Search code examples
apache-flinkflink-streaming

Flink Timer onTimer events - are they forcing redistribution of the stream?


I have KeyedProcessFunction (named Stateless) that processes data per key (e.g. transaction id). Stateless is lightweight and doesn't use state - it sets only a timer.

Upstream I'm reading from Kafka (partitioned, key is hash + modulo of transaction id). Downstream is not important. I've read Keyed State documentation and I understand that for stateful processing data will be redistributed (shuffled) and probably checkpointed to guarantee consistency but it's unknown how it works for timers.

When I don't use state but I register timer (It's per key context I assume):

  1. Are events redistributed and checkpointed across tasks based on keys similarly to stateful processing?
  2. Are timers expiry events are redistributed across tasks or are executed on machine which registered it?

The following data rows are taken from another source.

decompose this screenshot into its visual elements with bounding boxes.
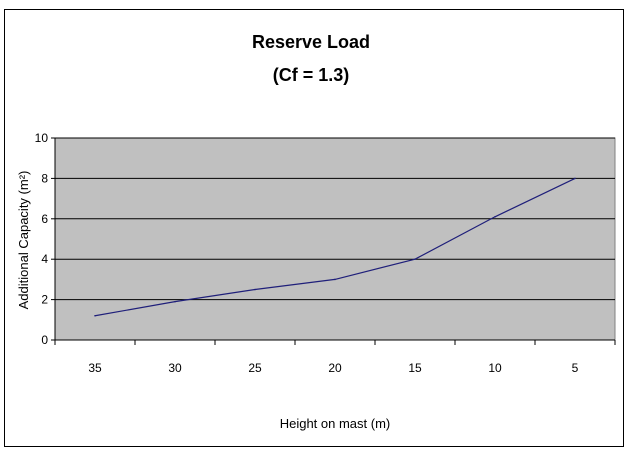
- data-point-10: [494, 215, 496, 218]
- y-axis-label: Additional Capacity (m²): [16, 171, 31, 310]
- y-tick-label-8: 8: [41, 171, 48, 185]
- x-tick-label-10: 10: [488, 361, 502, 375]
- data-point-15: [414, 258, 416, 261]
- x-tick-label-35: 35: [88, 361, 102, 375]
- data-point-25: [254, 288, 256, 291]
- plot-area: [54, 137, 616, 341]
- y-tick-label-0: 0: [41, 333, 48, 347]
- x-tick-label-25: 25: [248, 361, 262, 375]
- data-point-20: [334, 278, 336, 281]
- x-tick-label-15: 15: [408, 361, 422, 375]
- y-tick-label-2: 2: [41, 293, 48, 307]
- x-tick-label-5: 5: [572, 361, 579, 375]
- x-tick-label-20: 20: [328, 361, 342, 375]
- chart-title: Reserve Load: [252, 32, 370, 52]
- data-point-5: [574, 177, 576, 180]
- y-tick-label-4: 4: [41, 252, 48, 266]
- y-axis-ticks: 0 2 4 6 8 10: [35, 131, 615, 347]
- data-point-35: [94, 314, 96, 317]
- data-point-30: [174, 300, 176, 303]
- series-group: [94, 177, 576, 317]
- x-tick-label-30: 30: [168, 361, 182, 375]
- chart-subtitle: (Cf = 1.3): [273, 65, 350, 85]
- y-tick-label-10: 10: [35, 131, 49, 145]
- x-axis-ticks: 35 30 25 20 15 10 5: [54, 340, 616, 375]
- x-axis-label: Height on mast (m): [280, 416, 391, 431]
- y-tick-label-6: 6: [41, 212, 48, 226]
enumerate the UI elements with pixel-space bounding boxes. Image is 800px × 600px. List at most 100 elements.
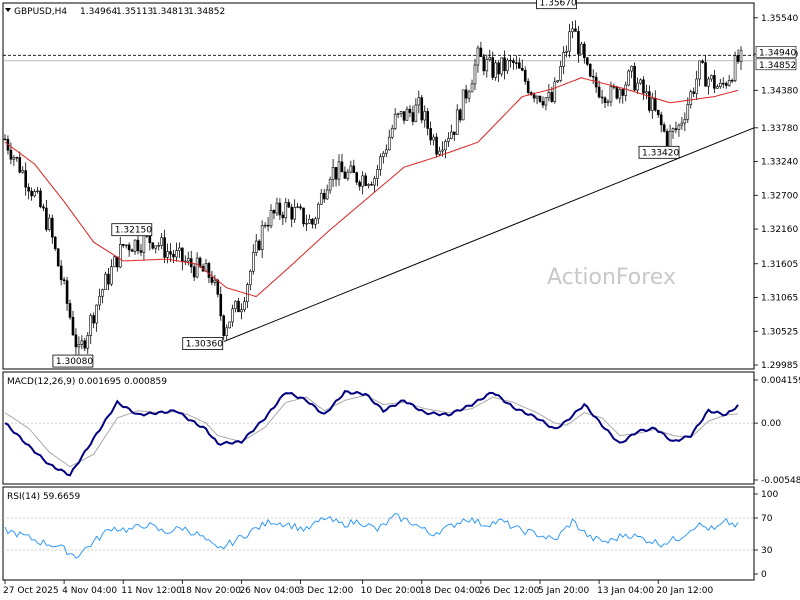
candle-body [275, 202, 279, 214]
candle-body [207, 263, 211, 278]
candle-body [671, 128, 675, 132]
candle-body [553, 81, 557, 102]
candle-body [86, 335, 90, 349]
candle-body [319, 193, 323, 205]
candle-body [393, 113, 397, 129]
annotation-label: 1.32150 [115, 226, 152, 236]
candle-body [160, 237, 163, 246]
candle-body [544, 97, 548, 106]
candle-body [656, 109, 660, 116]
candle-body [491, 57, 495, 78]
candle-body [633, 65, 636, 91]
annotation-label: 1.30360 [186, 340, 223, 350]
price-tick-label: 1.31065 [761, 294, 798, 304]
candle-body [686, 104, 690, 120]
candle-body [704, 62, 707, 87]
candle-body [447, 138, 450, 142]
candle-body [736, 55, 740, 62]
header-high: 1.35113 [116, 7, 153, 17]
candle-body [503, 57, 506, 72]
candle-body [257, 240, 261, 250]
candle-body [636, 82, 639, 91]
watermark: ActionForex [547, 265, 676, 290]
candle-body [172, 253, 175, 258]
candle-body [562, 52, 565, 67]
candle-body [680, 122, 684, 126]
annotation-box [536, 0, 577, 10]
candle-body [659, 114, 663, 126]
macd-panel [2, 371, 755, 485]
candle-body [692, 91, 696, 94]
candle-body [399, 111, 403, 115]
candle-body [382, 152, 385, 158]
candle-body [721, 82, 725, 85]
price-tick-label: 1.29985 [761, 361, 798, 371]
candle-body [213, 279, 217, 283]
candle-body [408, 108, 412, 113]
candle-body [246, 284, 249, 303]
candle-body [263, 224, 267, 227]
candle-body [243, 301, 246, 311]
candle-body [497, 62, 500, 75]
candle-body [104, 273, 107, 291]
x-tick-label: 18 Nov 20:00 [180, 586, 241, 596]
candle-body [186, 258, 190, 262]
candle-body [464, 89, 468, 99]
candle-body [305, 223, 308, 225]
candle-body [730, 80, 734, 82]
candle-body [9, 149, 13, 160]
candle-body [603, 97, 607, 103]
dropdown-triangle-icon[interactable] [5, 8, 11, 12]
x-tick-label: 5 Jan 20:00 [538, 586, 590, 596]
candle-body [615, 86, 619, 99]
candle-body [585, 57, 589, 65]
candle-body [71, 317, 75, 336]
candle-body [278, 202, 282, 216]
candle-body [621, 89, 625, 96]
candle-body [426, 111, 429, 129]
candle-body [30, 190, 33, 197]
candle-body [302, 207, 305, 225]
candle-body [74, 334, 78, 348]
candle-body [175, 250, 178, 258]
candle-body [62, 279, 66, 281]
candle-body [157, 245, 161, 247]
candle-body [65, 280, 69, 304]
candle-body [367, 184, 370, 186]
rsi-tick-label: 0 [761, 570, 767, 580]
candle-body [698, 60, 701, 80]
candle-body [322, 193, 326, 200]
candle-body [231, 308, 234, 323]
x-tick-label: 27 Oct 2025 [3, 586, 59, 596]
rsi-tick-label: 30 [761, 546, 773, 556]
candle-body [352, 165, 356, 173]
candle-body [169, 251, 172, 255]
candle-body [50, 217, 54, 238]
candle-body [390, 128, 394, 138]
candle-body [591, 75, 595, 78]
candle-body [677, 124, 681, 130]
price-current-label: 1.34940 [759, 48, 796, 58]
candle-body [512, 60, 515, 64]
candle-body [435, 136, 438, 155]
candle-body [476, 47, 480, 66]
candle-body [370, 184, 373, 186]
candle-body [95, 304, 98, 324]
candle-body [518, 62, 521, 69]
price-tick-label: 1.35540 [761, 14, 798, 24]
candle-body [340, 161, 344, 173]
rsi-panel [2, 486, 755, 581]
macd-tick-label: 0.004159 [761, 376, 800, 386]
price-tick-label: 1.31605 [761, 260, 798, 270]
candle-body [358, 181, 361, 187]
rsi-tick-label: 70 [761, 514, 773, 524]
x-tick-label: 13 Jan 04:00 [597, 586, 654, 596]
candle-body [116, 256, 119, 268]
price-tick-label: 1.34380 [761, 86, 798, 96]
candle-body [727, 80, 731, 86]
candle-body [216, 279, 220, 295]
candle-body [373, 178, 376, 186]
macd-tick-label: 0.00 [761, 419, 781, 429]
candle-body [237, 300, 240, 313]
candle-body [695, 78, 698, 94]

I've read documentation and samples of the code.


Solution

  • In pretty much every respect timers behave in the same way as state. Timers are keyed, and are only available on keyed streams. They are scoped to the specific operator in which they are created -- typically a KeyedProcessFunction. Furthermore, timers are stateful in the sense that they are included in checkpoints.

    I wouldn't say that timer force a redistribution of the stream, but rather that they require it.